= Romilly Jenkins =

British academic (1907–1969)

Romilly James Heald Jenkins (10 February 1907 – 30 September 1969) was a British scholar in Byzantine and Modern Greek studies. He occupied the prestigious seat of Koraes Professor of Modern Greek and Byzantine History, Language and Literature at King's College London, from 1946 to 1960.

== Life ==
Jenkins was born in Hitchin, Hertfordshire, the son of James Heald Jenkins and Theodora née Ingram. He attended The Leys School, Cambridge, and Emmanuel College, Cambridge, where he graduated with a first in parts I and II of the classical tripos and was awarded the Davies Scholarship, the Prendergast Greek Studentship, and, most significantly, the Chancellor's Classical Medal.

Following graduation, Jenkins went to Greece as a student at the British School at Athens, staying in residence from 1930 to 1934. There he served as assistant director, and since 1936 as a member of the Board of the Managing Committee; 1948 he was named a trustee, and from 1951 to 1958 he served as Chairman of the Managing Committee.

From 1936 to 1946 he was Lewis Gibson Lecturer in Modern Greek at the University of Cambridge. During World War II he served with the British Foreign Service. In 1946 he was appointed Koraes Professor of Modern Greek and Byzantine History, Language and Literature at King’s College London, as well as Honorary Lecturer in Classical Archaeology. From 1960 until his death he was Professor of Byzantine History and Literature at the Dumbarton Oaks institute.

== Writings ==
- Dedalica. A study of Dorian plastic art in the seventh century B.C. Cambridge University Press, Cambridge, 1936.
- Dionysius Solomos, the First Major Modern Greek Poet.
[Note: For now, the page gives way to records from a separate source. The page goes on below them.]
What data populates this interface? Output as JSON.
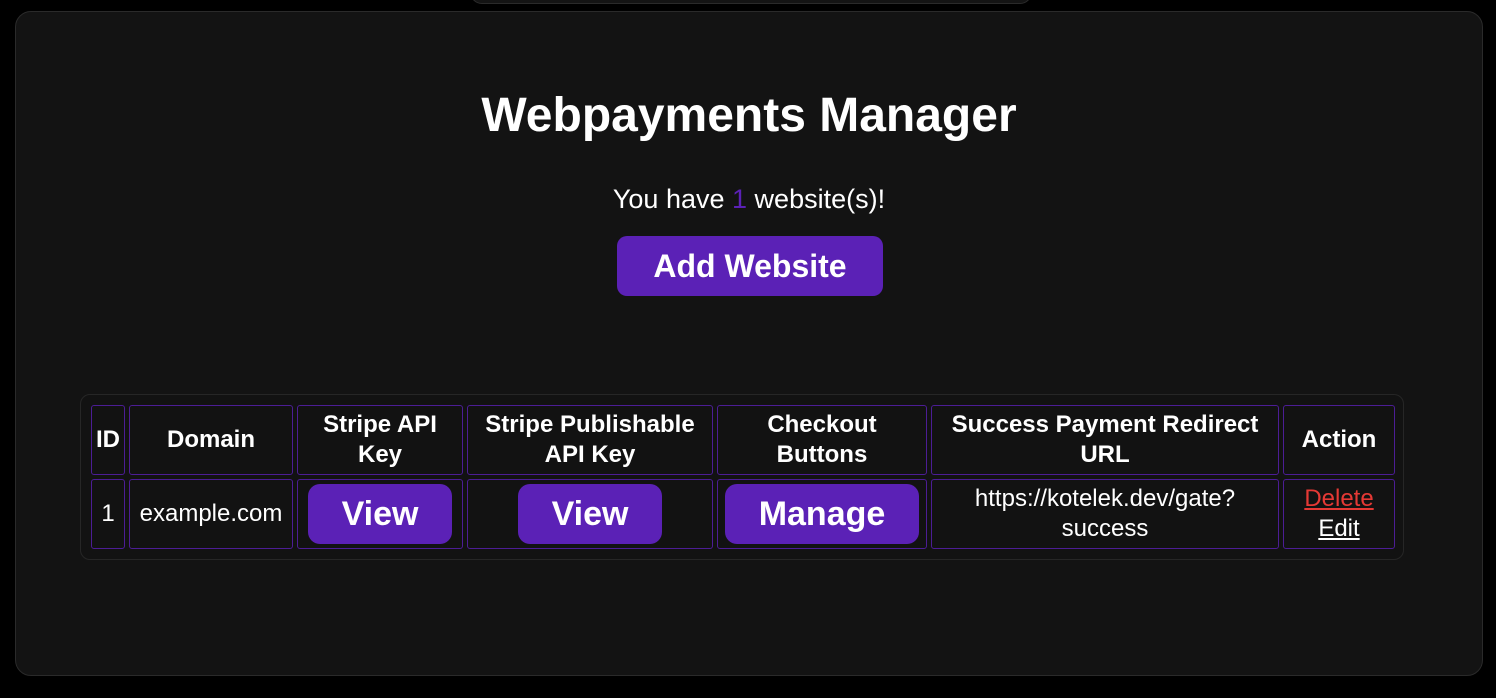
{
  "page": {
    "title": "Webpayments Manager",
    "count_prefix": "You have ",
    "count_value": "1",
    "count_suffix": " website(s)!",
    "add_button_label": "Add Website"
  },
  "table": {
    "headers": {
      "id": "ID",
      "domain": "Domain",
      "stripe_key": "Stripe API Key",
      "publishable_key": "Stripe Publishable API Key",
      "checkout": "Checkout Buttons",
      "redirect": "Success Payment Redirect URL",
      "action": "Action"
    },
    "rows": [
      {
        "id": "1",
        "domain": "example.com",
        "stripe_key_button": "View",
        "publishable_key_button": "View",
        "checkout_button": "Manage",
        "redirect_url": "https://kotelek.dev/gate?success",
        "delete_label": "Delete",
        "edit_label": "Edit"
      }
    ]
  },
  "colors": {
    "accent": "#5b21b6",
    "danger": "#e53935",
    "panel": "#131313",
    "background": "#000000"
  }
}
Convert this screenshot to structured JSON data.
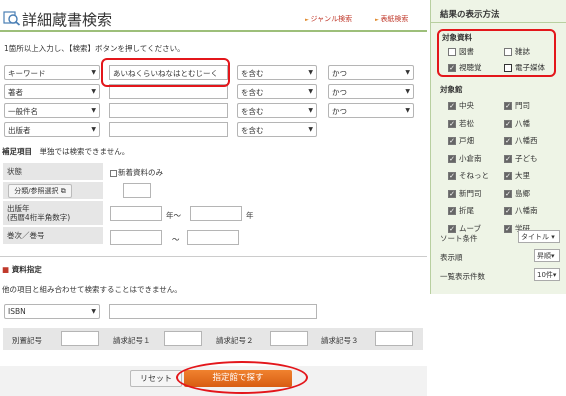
{
  "header": {
    "title": "詳細蔵書検索",
    "links": [
      "ジャンル検索",
      "表紙検索"
    ]
  },
  "instruction": "1箇所以上入力し、【検索】ボタンを押してください。",
  "search_rows": [
    {
      "field": "キーワード",
      "value": "あいねくらいねなはとむじーく",
      "match": "を含む",
      "op": "かつ"
    },
    {
      "field": "著者",
      "value": "",
      "match": "を含む",
      "op": "かつ"
    },
    {
      "field": "一般件名",
      "value": "",
      "match": "を含む",
      "op": "かつ"
    },
    {
      "field": "出版者",
      "value": "",
      "match": "を含む",
      "op": ""
    }
  ],
  "supplement": {
    "heading": "補足項目",
    "note": "単独では検索できません。",
    "state_label": "状態",
    "new_only": "新着資料のみ",
    "class_button": "分類/参照選択",
    "year_label": "出版年\n(西暦4桁半角数字)",
    "year_from_suffix": "年～",
    "year_to_suffix": "年",
    "volume_label": "巻次／巻号",
    "volume_sep": "～"
  },
  "material": {
    "heading": "資料指定",
    "note": "他の項目と組み合わせて検索することはできません。",
    "type": "ISBN",
    "call_labels": [
      "別置記号",
      "請求記号１",
      "請求記号２",
      "請求記号３"
    ]
  },
  "buttons": {
    "reset": "リセット",
    "search": "指定館で探す"
  },
  "sidebar": {
    "title": "結果の表示方法",
    "material_heading": "対象資料",
    "materials": [
      {
        "label": "図書",
        "checked": false
      },
      {
        "label": "雑誌",
        "checked": false
      },
      {
        "label": "視聴覚",
        "checked": true
      },
      {
        "label": "電子媒体",
        "checked": false
      }
    ],
    "library_heading": "対象館",
    "libraries": [
      {
        "label": "中央",
        "checked": true
      },
      {
        "label": "門司",
        "checked": true
      },
      {
        "label": "若松",
        "checked": true
      },
      {
        "label": "八幡",
        "checked": true
      },
      {
        "label": "戸畑",
        "checked": true
      },
      {
        "label": "八幡西",
        "checked": true
      },
      {
        "label": "小倉南",
        "checked": true
      },
      {
        "label": "子ども",
        "checked": true
      },
      {
        "label": "そねっと",
        "checked": true
      },
      {
        "label": "大里",
        "checked": true
      },
      {
        "label": "新門司",
        "checked": true
      },
      {
        "label": "島郷",
        "checked": true
      },
      {
        "label": "折尾",
        "checked": true
      },
      {
        "label": "八幡南",
        "checked": true
      },
      {
        "label": "ムーブ",
        "checked": true
      },
      {
        "label": "学研",
        "checked": true
      }
    ],
    "sort_label": "ソート条件",
    "sort_value": "タイトル",
    "order_label": "表示順",
    "order_value": "昇順",
    "count_label": "一覧表示件数",
    "count_value": "10件"
  }
}
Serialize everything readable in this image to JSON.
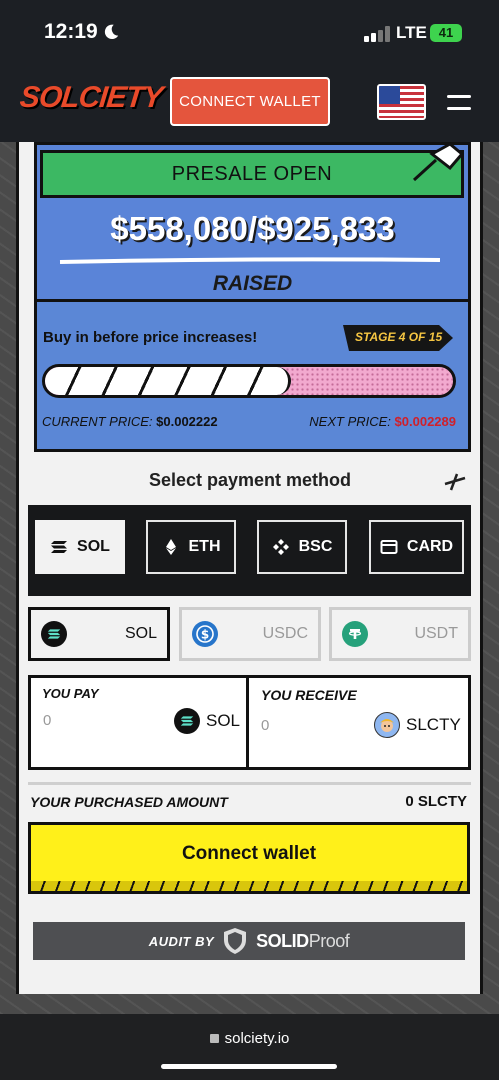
{
  "status_bar": {
    "time": "12:19",
    "network": "LTE",
    "battery": "41"
  },
  "header": {
    "logo": "SOLCIETY",
    "connect_label": "CONNECT WALLET",
    "language_flag": "us-flag-icon",
    "menu_icon": "menu-icon"
  },
  "presale": {
    "banner": "PRESALE OPEN",
    "amount": "$558,080/$925,833",
    "raised_label": "RAISED",
    "buy_in": "Buy in before price increases!",
    "stage": "STAGE 4 OF 15",
    "progress_fraction": 0.6028,
    "current_price_label": "CURRENT PRICE:",
    "current_price": "$0.002222",
    "next_price_label": "NEXT PRICE:",
    "next_price": "$0.002289"
  },
  "payment": {
    "title": "Select payment method",
    "methods": [
      {
        "label": "SOL",
        "icon": "solana-icon",
        "active": true
      },
      {
        "label": "ETH",
        "icon": "ethereum-icon",
        "active": false
      },
      {
        "label": "BSC",
        "icon": "bnb-icon",
        "active": false
      },
      {
        "label": "CARD",
        "icon": "card-icon",
        "active": false
      }
    ],
    "tokens": [
      {
        "label": "SOL",
        "icon": "solana-icon",
        "active": true
      },
      {
        "label": "USDC",
        "icon": "usdc-icon",
        "active": false
      },
      {
        "label": "USDT",
        "icon": "tether-icon",
        "active": false
      }
    ]
  },
  "exchange": {
    "pay_label": "YOU PAY",
    "pay_value": "0",
    "pay_token": "SOL",
    "receive_label": "YOU RECEIVE",
    "receive_value": "0",
    "receive_token": "SLCTY"
  },
  "purchased": {
    "label": "YOUR PURCHASED AMOUNT",
    "value": "0 SLCTY"
  },
  "wallet_button": "Connect wallet",
  "audit": {
    "label": "AUDIT BY",
    "brand_bold": "SOLID",
    "brand_light": "Proof"
  },
  "browser": {
    "url": "solciety.io"
  },
  "colors": {
    "accent": "#e4553d",
    "presale_green": "#3cb863",
    "panel_blue": "#5a84d8",
    "button_yellow": "#fff01a",
    "next_price_red": "#d0202a"
  }
}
Cambridge University Press, Cambridge, 1940. Reprint: Denise Harvey & Company, Athens, 1981.
- The Byzantine Empire on the Eve of the Crusades. Published for the Historical Association by Philip, [London], 1953.
- Richard MacGillivray Dawkins, 1871–1955, in: Proceedings of the British Academy 41 (1955) pp. 373–88.
- The Dilessi Murders: Greek Brigands and English Hostages. Longmans, London, 1961. Reprint: Prion, London, 1998, ISBN 1-85375-280-0.
- The Hellenistic origins of Byzantine literature. Washington DC, 1963.
- Byzantium: The Imperial Centuries AD 610–1071. Weidenfeld & Nicolson, London, 1966. Reprint: Medieval Academy of America 1987, ISBN 0-8020-6667-4
- Constantine Porphyrogenitus: De Administrando Imperio. Ed. Gyula Moravcsik, transl. Romilly James Heald Jenkins. Budapest 1949; 2nd Ed., Washington, DC, 1968, reprinted 2008, ISBN 0-88402-343-5. Croatian edition: Konstantin Porfirogenet, O upravljanju carstvom, prijevod i komentari Nikola pl. Tomašić (hrvatski), R. [Romilly] J. [James] H. [Heald] Jenkins (engleski), priređivač grčkog izvornika Gyula Moravcsik, Zagreb: Dom i svijet (Biblioteka Povjesnica), 2003. ISBN 953-6491-90-7.
- Studies on Byzantine history of the 9th and 10th centuries. Variorum Reprints, London, 1970, ISBN 0-902089-07-2.